Ronald Scott, Chief Executive Officer, said: "We are pleased to have commenced enrollment of the phase 3 ABSSSI program for ceftobiprole with the goal to bring our broad-spectrum anti-MRSA antibiotic to patients in the U.S. Acute bacterial skin and skin structure infections are among the most common bacterial infections encountered in both community and hospital settings. Skin infections caused by resistant bacteria such as MRSA have become a challenging medical problem associated with extended hospitalization, high costs and increased mortality. Ceftobiprole offers a potential treatment option in an area of high medical need."

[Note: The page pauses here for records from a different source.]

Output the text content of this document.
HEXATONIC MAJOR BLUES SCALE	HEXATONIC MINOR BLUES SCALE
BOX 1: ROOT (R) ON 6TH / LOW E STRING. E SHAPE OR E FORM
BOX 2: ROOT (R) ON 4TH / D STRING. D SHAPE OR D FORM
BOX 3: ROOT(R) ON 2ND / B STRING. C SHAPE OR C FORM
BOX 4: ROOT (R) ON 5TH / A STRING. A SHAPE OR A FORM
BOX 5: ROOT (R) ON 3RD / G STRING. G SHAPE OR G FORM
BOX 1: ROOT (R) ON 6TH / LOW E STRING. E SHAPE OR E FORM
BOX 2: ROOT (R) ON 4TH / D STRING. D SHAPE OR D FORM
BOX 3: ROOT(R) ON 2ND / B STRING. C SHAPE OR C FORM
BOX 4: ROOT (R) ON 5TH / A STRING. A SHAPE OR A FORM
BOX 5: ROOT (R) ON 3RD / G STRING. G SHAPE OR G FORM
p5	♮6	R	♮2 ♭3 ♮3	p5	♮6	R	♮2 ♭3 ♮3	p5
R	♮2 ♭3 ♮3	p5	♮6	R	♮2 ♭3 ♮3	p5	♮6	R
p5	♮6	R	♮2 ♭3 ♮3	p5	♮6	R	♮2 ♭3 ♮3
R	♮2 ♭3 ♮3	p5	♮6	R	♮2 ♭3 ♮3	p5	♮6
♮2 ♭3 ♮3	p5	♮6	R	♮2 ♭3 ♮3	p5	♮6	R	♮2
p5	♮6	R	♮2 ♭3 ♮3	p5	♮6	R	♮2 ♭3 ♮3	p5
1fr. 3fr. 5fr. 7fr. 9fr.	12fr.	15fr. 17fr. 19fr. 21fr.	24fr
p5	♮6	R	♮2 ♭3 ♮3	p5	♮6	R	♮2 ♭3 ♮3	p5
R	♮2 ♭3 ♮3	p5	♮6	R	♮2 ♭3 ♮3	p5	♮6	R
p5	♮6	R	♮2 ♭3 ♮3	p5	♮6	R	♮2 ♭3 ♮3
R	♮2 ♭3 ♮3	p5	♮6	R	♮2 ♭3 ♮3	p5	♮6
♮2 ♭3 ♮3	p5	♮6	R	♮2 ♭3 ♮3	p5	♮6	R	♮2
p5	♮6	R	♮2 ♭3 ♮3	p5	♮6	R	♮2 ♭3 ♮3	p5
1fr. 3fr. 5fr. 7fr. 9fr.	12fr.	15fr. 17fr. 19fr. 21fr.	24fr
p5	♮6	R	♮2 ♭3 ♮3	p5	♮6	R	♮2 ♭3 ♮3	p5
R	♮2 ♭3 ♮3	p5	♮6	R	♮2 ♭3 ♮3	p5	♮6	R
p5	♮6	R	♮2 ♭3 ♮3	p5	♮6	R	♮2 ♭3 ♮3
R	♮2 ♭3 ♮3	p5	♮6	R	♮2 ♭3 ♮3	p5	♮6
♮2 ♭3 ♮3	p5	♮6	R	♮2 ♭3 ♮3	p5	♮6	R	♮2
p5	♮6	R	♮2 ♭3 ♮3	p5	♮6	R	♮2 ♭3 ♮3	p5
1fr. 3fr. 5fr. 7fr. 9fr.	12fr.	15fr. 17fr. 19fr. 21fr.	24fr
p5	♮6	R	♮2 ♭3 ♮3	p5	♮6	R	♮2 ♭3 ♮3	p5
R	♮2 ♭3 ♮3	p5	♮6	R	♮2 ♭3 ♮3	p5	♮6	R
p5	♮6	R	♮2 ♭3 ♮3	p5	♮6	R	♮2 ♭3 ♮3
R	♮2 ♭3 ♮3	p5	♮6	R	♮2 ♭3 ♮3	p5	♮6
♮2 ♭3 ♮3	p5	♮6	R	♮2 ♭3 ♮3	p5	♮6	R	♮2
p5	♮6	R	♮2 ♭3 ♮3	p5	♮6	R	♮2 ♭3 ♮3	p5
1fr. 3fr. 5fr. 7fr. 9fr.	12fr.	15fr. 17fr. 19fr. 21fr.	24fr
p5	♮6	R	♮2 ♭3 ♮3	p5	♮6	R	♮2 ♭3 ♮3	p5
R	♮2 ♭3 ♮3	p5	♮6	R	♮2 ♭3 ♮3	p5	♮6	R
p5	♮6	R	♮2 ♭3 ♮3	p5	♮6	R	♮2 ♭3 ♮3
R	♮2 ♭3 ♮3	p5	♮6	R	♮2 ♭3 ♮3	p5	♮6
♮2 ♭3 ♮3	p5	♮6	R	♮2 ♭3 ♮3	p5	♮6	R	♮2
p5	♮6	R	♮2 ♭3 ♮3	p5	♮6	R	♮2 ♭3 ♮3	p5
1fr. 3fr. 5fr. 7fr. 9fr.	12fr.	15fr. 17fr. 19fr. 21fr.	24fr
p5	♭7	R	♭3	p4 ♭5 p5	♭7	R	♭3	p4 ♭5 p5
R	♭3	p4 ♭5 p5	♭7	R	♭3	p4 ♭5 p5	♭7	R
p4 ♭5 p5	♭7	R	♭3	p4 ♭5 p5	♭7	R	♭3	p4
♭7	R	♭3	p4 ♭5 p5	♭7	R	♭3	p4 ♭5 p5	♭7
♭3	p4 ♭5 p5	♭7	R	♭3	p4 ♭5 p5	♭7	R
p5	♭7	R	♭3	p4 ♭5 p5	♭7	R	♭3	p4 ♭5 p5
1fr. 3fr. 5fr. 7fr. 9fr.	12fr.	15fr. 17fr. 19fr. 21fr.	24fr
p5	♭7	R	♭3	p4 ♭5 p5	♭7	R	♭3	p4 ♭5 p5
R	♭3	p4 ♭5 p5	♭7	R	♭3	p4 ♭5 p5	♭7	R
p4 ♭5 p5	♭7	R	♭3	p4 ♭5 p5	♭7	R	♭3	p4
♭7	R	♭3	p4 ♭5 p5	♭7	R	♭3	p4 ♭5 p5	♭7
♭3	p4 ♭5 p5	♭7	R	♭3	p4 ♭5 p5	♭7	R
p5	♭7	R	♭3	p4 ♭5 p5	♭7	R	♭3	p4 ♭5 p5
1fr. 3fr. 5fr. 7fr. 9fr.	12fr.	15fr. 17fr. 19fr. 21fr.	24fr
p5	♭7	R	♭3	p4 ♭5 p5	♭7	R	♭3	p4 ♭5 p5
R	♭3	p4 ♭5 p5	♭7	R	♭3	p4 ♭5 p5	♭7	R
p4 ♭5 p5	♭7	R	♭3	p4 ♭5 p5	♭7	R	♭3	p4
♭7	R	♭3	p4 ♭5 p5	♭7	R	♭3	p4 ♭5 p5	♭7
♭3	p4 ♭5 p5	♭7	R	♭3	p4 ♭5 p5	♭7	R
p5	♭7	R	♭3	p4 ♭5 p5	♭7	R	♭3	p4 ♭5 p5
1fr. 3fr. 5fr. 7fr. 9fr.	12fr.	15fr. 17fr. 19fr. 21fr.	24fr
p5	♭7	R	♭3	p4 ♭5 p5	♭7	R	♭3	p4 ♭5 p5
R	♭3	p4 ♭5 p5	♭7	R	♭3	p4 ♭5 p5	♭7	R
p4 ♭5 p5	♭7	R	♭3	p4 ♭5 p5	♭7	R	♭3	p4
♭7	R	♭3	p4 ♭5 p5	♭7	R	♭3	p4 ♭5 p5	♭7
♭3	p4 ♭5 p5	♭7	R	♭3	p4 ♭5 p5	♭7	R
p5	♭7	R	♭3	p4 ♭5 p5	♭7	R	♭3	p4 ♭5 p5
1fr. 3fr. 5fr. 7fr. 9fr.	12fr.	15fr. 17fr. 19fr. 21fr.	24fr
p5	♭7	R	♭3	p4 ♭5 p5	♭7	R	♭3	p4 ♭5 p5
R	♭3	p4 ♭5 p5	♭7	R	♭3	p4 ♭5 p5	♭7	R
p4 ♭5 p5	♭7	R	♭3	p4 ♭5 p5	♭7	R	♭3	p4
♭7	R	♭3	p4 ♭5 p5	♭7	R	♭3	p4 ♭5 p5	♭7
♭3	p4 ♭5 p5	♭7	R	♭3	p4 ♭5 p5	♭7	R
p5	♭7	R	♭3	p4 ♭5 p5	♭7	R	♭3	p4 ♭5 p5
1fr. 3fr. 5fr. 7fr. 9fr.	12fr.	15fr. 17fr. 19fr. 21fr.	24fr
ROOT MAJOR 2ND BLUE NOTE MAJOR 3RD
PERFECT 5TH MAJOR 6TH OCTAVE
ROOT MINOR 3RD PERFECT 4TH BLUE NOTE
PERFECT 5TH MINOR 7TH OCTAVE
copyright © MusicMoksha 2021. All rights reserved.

The randomized, double-blind, multicenter study aims to establish the safety and efficacy of intravenously (i.v.) administered ceftobiprole versus i.v. vancomycin (plus aztreonam for Gram-negative infections) in the treatment of ABSSSI. The FDA-agreed primary objective of the study is to demonstrate non-inferiority of ceftobiprole to the comparator regimen with respect to early clinical response based on reduction of lesion size. The study is anticipated to enroll approximately 675 male and female adult patients.
Basilea's phase 3 ceftobiprole program is being conducted under a contract with the U.S. Biomedical Advanced Research and Development Authority (BARDA) which provides funding of up to USD 108 million.